Keep in mind that this is unexplored territory even for me, but I can give you my impressions of the problems I see with the three licensing options Knol offers.
- With regard to CC-BY:
It's not a question of one license's being more restrictive than the other, exactly. It's that the Share Alike (SA) requirement, which makes the content truly copyleft, can't be added or subtracted in any straightforward way that I can see. (Note that for purposes of simplicity I am lumping together GFDL -- Wikipedia's current licensing standard -- and CC-BY-SA. Their requirements are substantively mostly the same although formally different.)
How could you add SA, for example, without being the original licensor, for importing to Wikipedia? How could you subtract it without being the original licensor(s), for importing to Knol?

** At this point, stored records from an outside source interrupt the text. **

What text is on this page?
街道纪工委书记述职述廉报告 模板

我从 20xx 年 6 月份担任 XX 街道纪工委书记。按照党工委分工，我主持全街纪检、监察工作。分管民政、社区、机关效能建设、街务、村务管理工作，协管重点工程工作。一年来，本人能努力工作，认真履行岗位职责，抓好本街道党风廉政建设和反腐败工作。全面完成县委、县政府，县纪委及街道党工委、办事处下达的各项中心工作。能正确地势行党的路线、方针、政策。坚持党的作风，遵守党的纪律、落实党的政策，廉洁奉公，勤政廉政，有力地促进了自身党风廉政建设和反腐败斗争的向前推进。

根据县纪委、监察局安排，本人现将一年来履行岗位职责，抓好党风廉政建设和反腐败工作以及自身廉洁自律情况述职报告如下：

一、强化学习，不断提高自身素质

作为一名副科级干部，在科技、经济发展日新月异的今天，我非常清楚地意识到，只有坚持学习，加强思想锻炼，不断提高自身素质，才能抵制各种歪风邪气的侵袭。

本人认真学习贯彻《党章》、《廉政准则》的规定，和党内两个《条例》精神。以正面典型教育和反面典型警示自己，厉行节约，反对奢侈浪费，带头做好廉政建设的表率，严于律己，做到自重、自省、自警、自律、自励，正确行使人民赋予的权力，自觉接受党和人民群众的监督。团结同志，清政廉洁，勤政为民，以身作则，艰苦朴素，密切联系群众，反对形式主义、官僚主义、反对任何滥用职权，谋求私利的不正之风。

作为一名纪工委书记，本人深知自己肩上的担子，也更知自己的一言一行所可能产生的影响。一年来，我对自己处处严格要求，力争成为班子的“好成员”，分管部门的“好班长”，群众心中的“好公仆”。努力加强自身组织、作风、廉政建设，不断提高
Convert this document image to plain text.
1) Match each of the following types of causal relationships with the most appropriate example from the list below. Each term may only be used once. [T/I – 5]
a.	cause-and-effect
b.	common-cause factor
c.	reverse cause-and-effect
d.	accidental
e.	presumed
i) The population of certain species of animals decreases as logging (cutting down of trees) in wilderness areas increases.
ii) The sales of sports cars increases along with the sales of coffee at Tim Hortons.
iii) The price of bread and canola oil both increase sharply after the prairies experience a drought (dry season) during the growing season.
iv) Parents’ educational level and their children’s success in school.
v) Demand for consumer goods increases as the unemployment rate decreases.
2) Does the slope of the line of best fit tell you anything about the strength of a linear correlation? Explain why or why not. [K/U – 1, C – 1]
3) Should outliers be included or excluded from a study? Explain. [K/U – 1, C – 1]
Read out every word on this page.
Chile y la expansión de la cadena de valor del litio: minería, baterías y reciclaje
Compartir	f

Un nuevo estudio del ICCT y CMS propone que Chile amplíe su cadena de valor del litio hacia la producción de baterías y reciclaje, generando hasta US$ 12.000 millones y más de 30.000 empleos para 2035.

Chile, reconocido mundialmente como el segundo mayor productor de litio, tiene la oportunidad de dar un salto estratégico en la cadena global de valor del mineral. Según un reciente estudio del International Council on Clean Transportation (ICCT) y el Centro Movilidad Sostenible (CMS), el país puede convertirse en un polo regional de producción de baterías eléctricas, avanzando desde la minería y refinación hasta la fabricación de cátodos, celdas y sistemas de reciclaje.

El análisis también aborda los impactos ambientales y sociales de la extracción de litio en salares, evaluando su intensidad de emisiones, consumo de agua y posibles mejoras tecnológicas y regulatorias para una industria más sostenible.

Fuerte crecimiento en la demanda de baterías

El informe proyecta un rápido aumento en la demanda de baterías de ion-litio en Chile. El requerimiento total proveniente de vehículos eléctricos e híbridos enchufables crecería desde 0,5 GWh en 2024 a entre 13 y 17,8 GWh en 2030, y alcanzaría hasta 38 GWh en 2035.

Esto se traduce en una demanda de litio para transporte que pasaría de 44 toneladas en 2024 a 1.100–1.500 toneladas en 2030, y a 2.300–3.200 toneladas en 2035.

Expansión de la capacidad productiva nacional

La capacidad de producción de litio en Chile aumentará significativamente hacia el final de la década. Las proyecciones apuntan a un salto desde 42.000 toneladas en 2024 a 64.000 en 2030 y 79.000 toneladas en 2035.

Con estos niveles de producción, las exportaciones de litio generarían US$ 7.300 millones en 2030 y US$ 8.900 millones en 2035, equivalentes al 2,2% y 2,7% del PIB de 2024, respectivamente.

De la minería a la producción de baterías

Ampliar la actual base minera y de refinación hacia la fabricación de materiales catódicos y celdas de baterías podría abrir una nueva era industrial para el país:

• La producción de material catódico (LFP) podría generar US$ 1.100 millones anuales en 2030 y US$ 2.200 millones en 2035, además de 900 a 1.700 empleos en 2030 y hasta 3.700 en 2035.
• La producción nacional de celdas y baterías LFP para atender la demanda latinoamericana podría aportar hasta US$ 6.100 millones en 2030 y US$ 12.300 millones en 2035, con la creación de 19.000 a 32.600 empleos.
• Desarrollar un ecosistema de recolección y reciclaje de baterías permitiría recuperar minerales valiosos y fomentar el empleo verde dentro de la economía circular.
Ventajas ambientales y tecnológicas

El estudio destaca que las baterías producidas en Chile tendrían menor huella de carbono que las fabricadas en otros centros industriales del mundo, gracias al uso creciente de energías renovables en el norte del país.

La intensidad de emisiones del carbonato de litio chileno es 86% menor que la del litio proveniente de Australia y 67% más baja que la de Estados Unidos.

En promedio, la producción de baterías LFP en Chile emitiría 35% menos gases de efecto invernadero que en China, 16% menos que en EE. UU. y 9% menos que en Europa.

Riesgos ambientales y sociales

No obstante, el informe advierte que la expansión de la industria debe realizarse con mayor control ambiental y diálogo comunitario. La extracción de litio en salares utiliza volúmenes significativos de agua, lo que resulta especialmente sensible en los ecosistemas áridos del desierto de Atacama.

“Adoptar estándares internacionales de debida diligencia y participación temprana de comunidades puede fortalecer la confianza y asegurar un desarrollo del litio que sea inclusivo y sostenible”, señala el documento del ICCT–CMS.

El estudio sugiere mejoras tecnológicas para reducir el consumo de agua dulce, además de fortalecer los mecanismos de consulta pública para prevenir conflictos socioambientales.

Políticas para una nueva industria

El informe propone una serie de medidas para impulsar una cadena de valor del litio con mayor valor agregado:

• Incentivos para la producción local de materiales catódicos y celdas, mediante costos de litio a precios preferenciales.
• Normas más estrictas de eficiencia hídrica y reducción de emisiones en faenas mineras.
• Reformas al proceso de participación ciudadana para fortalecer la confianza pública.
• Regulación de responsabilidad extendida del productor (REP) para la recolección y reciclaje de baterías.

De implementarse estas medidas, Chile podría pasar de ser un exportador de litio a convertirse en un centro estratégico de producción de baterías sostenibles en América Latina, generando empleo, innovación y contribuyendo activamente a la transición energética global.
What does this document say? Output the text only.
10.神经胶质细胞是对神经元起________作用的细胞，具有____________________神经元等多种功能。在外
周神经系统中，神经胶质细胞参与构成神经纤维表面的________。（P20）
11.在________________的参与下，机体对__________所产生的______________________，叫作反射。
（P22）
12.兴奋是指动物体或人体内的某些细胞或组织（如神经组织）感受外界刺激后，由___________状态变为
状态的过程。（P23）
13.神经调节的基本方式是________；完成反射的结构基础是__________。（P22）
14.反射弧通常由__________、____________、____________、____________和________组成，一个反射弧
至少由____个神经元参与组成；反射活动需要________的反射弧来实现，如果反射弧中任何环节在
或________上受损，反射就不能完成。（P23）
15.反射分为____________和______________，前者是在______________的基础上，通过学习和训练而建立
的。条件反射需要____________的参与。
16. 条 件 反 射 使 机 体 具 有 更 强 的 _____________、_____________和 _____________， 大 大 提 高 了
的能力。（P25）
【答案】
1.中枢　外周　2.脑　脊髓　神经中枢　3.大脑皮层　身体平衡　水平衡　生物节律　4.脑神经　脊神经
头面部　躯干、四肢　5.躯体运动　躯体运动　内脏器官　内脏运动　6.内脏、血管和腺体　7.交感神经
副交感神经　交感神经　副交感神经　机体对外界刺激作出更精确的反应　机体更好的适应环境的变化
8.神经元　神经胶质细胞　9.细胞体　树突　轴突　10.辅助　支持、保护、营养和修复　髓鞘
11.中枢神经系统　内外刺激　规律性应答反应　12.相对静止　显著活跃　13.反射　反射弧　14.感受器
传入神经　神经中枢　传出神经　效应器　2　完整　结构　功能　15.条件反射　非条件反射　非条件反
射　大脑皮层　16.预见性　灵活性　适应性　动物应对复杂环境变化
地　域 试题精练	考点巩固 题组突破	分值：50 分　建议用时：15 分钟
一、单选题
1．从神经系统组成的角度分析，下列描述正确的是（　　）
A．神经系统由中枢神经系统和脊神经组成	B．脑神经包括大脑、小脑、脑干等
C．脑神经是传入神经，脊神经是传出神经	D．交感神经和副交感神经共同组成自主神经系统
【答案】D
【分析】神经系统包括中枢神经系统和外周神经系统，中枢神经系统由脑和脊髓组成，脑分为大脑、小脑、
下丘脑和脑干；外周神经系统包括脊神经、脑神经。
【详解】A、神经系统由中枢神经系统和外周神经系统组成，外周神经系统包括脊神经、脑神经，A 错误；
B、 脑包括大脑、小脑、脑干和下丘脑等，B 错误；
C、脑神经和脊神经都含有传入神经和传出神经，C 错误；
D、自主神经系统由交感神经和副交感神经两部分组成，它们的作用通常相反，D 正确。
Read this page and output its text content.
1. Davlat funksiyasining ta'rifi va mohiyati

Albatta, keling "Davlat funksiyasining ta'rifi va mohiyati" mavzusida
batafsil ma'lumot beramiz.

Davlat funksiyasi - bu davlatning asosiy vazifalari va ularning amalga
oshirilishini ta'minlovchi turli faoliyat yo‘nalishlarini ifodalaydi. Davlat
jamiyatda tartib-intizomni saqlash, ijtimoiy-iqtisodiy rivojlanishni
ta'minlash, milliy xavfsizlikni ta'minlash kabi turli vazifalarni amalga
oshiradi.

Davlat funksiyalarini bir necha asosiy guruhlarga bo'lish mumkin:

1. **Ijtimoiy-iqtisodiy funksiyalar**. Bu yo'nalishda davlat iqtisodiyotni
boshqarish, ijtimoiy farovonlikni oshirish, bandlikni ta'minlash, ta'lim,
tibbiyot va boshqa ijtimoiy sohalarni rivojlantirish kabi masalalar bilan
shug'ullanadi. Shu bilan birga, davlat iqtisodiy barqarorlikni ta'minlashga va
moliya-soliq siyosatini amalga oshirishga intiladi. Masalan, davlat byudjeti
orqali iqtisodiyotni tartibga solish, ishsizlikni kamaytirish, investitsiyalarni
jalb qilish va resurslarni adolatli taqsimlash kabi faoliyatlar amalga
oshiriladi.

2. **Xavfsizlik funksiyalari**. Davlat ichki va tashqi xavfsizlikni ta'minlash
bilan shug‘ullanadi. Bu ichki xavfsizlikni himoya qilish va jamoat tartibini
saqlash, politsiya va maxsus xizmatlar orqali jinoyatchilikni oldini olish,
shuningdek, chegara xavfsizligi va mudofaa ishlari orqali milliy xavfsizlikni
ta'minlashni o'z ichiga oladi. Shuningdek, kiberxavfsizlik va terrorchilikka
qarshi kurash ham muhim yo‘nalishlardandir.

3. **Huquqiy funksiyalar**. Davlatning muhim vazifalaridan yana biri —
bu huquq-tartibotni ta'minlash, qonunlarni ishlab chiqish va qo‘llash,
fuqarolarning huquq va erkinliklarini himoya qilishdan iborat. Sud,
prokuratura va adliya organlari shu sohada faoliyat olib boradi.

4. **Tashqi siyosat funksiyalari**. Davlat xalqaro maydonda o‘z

Perhaps I am being just too dense, but my answer would be _not_ "without being the original licensor(s)". That is, by *being* the original licensor, or by obtaining their explicit permission.
I am not clear that CC-BY constitutes an explicit permission to use in Wikipedias current fashion, since I am not either a copyleft specialist, but I could imagine some would so argue.
We have, as far as I know, no problem accepting contributions from people who live in countries which acknowledge "moral rights", such as my own (Finland), and which are thus fundamentally *more* restrictive than CC-BY as a baseline in a form that makes is so that PD does not really exist in those countires at all.